Experiment 5-2: Changing local variables after calling lambda

My previous code example showed how calling lambda makes a copy of the current stack frame in the heap.

def message_function
  str = "The quick brown fox"
  lambda do |animal|
    puts "#{str} jumps over the lazy #{animal}."
  end
end
function_value = message_function
function_value.call('dog')

Specifically, the str string value is valid here even after message_function returns. But what happens if I modify this value in message_function after calling lambda?

def message_function
  str = "The quick brown fox"
  func = lambda do |animal|
    puts "#{str} jumps over the lazy #{animal}."
  end
  str = "The sly brown fox"
  func
end
function_value = message_function
function_value.call('dog')

Notice now I change the value of str after I create the lambda. Running this code I get:

$ ruby modify_after_lambda.rb                 
The sly brown fox jumps over the lazy dog.
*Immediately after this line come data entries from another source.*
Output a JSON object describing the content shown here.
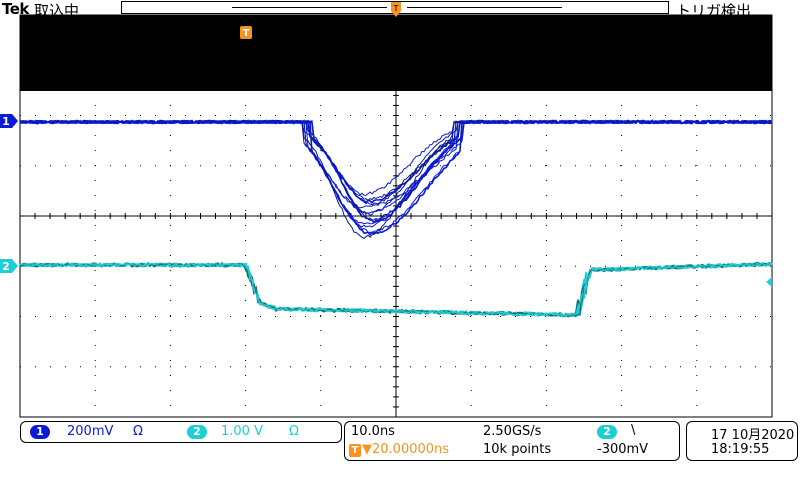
{
  "header": {
    "brand": "Tek",
    "acq_status": "取込中",
    "trigger_status": "トリガ検出"
  },
  "markers": {
    "trigger_pos": "T",
    "ch1": "1",
    "ch2": "2"
  },
  "channels": [
    {
      "id": "1",
      "scale": "200mV",
      "coupling": "Ω",
      "color": "#0a1ad6"
    },
    {
      "id": "2",
      "scale": "1.00 V",
      "coupling": "Ω",
      "color": "#1ccfd6"
    }
  ],
  "timebase": {
    "scale": "10.0ns",
    "sample_rate": "2.50GS/s",
    "record_length": "10k points",
    "trigger_delay": "▼20.00000ns",
    "trigger_icon": "T→"
  },
  "trigger": {
    "source": "2",
    "slope": "\\",
    "level": "-300mV"
  },
  "datetime": {
    "date": "17 10月2020",
    "time": "18:19:55"
  },
  "colors": {
    "ch1": "#0a1ad6",
    "ch2": "#1ccfd6",
    "trigger": "#f7931e",
    "grid": "#000000"
  }
}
How is this possible? In the previous section I discussed how Ruby makes a copy of the current stack frame when I call lambda. In other words, Ruby copies the stack frame after running this code:

str = "The quick brown fox"
func = lambda do | animal |
  puts "#{str} jumps over the lazy #{animal}."
end

Then after this copy is made, I change str to the “sly fox” string:

str = "The sly brown fox"

Since Ruby copied the stack frame above when I called lambda, now I should be modifying the original copy of str and not the new lambda copy:

This means that the new, lambda copy of the string should have remained unmodified. Calling the lambda later I should have gotten the original “quick fox” string, not the modified “sly fox” string.

What happened here? How does Ruby support this behavior? How does Ruby allow me to modify the new, persistent copy of the stack after it’s been created by lambda?
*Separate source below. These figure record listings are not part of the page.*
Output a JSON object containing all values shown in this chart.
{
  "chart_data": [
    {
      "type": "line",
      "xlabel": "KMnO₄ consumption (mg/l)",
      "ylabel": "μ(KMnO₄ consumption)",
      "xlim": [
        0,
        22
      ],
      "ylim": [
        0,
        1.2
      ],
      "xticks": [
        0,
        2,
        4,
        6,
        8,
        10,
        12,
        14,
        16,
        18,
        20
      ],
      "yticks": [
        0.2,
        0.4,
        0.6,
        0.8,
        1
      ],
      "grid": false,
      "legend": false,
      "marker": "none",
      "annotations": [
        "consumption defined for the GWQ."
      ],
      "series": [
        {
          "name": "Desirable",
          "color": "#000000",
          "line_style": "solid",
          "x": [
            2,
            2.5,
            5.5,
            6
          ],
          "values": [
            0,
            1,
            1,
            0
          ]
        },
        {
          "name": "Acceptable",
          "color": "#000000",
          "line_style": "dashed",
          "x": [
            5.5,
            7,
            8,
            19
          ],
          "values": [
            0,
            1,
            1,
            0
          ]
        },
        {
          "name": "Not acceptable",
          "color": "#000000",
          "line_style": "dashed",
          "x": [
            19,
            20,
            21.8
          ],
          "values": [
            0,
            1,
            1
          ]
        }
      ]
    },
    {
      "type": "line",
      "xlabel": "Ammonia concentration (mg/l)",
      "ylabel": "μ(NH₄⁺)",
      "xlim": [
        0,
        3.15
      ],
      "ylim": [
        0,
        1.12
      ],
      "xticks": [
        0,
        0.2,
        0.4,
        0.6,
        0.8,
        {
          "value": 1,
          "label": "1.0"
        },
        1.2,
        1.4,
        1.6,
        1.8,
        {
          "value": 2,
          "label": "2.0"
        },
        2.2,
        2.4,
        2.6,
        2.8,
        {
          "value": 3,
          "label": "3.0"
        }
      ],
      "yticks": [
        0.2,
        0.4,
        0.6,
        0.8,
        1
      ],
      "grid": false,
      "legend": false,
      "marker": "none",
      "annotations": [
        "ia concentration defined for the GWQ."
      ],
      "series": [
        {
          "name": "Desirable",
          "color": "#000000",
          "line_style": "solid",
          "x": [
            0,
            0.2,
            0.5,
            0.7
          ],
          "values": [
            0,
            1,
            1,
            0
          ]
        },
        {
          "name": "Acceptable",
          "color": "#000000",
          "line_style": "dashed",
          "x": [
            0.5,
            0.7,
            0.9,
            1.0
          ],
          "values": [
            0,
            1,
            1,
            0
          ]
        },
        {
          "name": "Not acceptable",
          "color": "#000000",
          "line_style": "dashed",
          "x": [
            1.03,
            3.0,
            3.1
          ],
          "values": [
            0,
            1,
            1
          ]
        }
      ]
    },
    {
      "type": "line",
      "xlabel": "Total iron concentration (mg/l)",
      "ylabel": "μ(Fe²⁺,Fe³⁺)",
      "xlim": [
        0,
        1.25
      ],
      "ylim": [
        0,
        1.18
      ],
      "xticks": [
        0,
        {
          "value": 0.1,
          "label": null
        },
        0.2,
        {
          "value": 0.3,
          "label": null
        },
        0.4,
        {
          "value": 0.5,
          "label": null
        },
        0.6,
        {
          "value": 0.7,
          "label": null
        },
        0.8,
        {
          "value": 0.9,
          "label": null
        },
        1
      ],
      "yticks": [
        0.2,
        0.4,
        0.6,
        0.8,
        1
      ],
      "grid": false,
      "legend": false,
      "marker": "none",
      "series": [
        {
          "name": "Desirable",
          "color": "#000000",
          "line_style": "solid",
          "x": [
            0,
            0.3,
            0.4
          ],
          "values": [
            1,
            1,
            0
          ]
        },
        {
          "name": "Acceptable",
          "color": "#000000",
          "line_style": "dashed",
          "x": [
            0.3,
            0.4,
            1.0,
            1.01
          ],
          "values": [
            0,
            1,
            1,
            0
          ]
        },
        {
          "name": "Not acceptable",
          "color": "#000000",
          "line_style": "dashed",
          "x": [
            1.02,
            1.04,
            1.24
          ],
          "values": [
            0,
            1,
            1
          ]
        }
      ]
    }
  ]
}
An important detail that I left out of my diagrams in the previous section is that after Ruby creates the new heap copy of the stack – the new rb_env_t structure or internal “environment” object – Ruby also resets the DFP in the rb_control_frame_t structure to point to the copy. Here’s another view of Ruby copying the local stack frame into the heap:

The only difference here is that the DFP now points down to the heap. This means that when my code accesses or changes any local variables after calling lambda, Ruby will use the new DFP and access the value in the heap, not the original value on the stack. In this code, for example:

str = “The sly brown fox”

Ruby actually modifies the new, heap copy that will later be used when I call the lambda:

Another interesting behavior of the lambda keyword is that Ruby avoids making copies of the stack frame more than once. For example, suppose that I call lambda twice in the same scope:

i = 0
increment_function = lambda do
  puts "Incrementing from #{i} to #{i+1}"
  i += 1
end
decrement_function = lambda do
  i -= 1
  puts "Decrementing from #{i+1} to #{i}"
end

Here I expect both lambda functions to operate on the local variable i in the main scope. Thinking about this for a moment, if Ruby made a separate copy of the stack frame for each call to lambda, then each function would operate on a separate copy of i – and would call my lambdas like this…

increment_function.call
decrement_function.call
increment_function.call
increment_function.call
decrement_function.call

…would yield these results:

Incrementing from 0 to 1
Decrementing from 0 to -1
Incrementing from 1 to 2
Incrementing from 2 to 3
Decrementing from -1 to -2

But instead I actually get this:

Incrementing from 0 to 1
Decrementing from 1 to 0
Incrementing from 0 to 1
Incrementing from 1 to 2
Decrementing from 2 to 1

Most of the time this is what you expect: each of the blocks you pass to the lambdas access the same variable in the parent scope. Ruby achieves this simply by checking whether the DFP already points to the heap. If it does, as it would in this example the second time I call lambda, then Ruby won't create a second copy again. It would simply reuse the same rb_env_t structure in the second rb_proc_t structure. Both lambdas would use the same heap copy of the stack.